I climb off the chair slowly, sit on it, then gesture for her to come in.

I didn’t mean to imply that you should run away probably isn’t the best start here.

No blame.

And knowing that she wasn’t so much running away as trying to get home—and seeing that she’s back home and acting normal in the cafeteria—I’ll still own my part if I need to, but I’m also so fucking proud of her that I can’t bring myself to ask if it was my fault.

“My dad’s a total dick,” she says.

There is literally no good answer to that, so I don’t say a thing.

“But my mom—she’s always tried to make everyone around her happy. I know she didn’t like doing my dad’s show, but she wanted him to be happy. And I know she didn’t love roller coasters, but she’d ride them with me because she wanted me to be happy. And the thing is, she deserves to be happy too.”

“She does,” I agree, but I stop talking when I get the teenager look of You are not in charge here, so be quiet and listen.

“She’s not happy,” June continues. “And I hate when she’s not happy, even though I’m supposed to be a teenager who doesn’t care, because you always hate to see the people you love hurting. Always.

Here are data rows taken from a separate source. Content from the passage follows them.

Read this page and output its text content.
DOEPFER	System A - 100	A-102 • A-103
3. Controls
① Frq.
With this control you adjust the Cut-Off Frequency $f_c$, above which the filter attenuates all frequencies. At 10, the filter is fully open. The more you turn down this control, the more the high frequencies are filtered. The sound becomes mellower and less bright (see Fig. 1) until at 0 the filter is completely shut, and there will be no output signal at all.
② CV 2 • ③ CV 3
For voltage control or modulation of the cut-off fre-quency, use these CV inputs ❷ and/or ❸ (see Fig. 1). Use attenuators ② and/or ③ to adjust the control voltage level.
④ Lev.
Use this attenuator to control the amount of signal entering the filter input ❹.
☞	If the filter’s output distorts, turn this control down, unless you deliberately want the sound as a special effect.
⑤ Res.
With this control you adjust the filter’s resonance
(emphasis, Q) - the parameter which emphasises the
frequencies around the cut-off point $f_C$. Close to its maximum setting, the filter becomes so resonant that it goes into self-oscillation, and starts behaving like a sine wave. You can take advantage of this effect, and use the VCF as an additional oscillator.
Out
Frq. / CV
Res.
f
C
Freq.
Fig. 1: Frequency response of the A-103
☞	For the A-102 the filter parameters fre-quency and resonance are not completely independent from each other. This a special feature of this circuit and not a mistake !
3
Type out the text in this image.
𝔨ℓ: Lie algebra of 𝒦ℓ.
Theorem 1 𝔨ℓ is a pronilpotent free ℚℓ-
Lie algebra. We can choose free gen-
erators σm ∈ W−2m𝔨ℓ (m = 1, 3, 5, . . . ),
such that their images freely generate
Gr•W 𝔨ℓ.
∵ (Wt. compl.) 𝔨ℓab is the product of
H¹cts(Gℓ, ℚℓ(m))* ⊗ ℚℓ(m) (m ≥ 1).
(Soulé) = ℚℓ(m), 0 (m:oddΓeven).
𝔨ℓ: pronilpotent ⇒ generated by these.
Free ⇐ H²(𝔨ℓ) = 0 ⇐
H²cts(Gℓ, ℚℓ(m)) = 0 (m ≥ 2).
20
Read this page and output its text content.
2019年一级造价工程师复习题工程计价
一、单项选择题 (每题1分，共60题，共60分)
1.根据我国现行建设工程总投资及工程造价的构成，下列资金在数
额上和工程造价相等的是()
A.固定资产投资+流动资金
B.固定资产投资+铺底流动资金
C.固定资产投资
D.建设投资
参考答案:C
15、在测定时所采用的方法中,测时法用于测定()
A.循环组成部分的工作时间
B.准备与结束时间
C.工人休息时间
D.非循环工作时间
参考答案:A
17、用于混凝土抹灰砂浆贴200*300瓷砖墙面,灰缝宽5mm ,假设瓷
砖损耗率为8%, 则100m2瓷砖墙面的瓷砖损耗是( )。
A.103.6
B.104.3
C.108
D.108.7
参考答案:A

And you look miserable, too, and you’re not a dick—not like my dad—not yet, anyway—and I just—look. If you want to date my mom, I don’t care. I mean, I do care. Don’t hurt her. Don’t make her sad. Don’t use her. Don’t take her for granted. Don’t be a toadstool. Don’t cheat on her. Don’t lie to her. And don’t push it, because I will know, and apparently I can bring the entire tabloid industry to their knees, so do not test me.”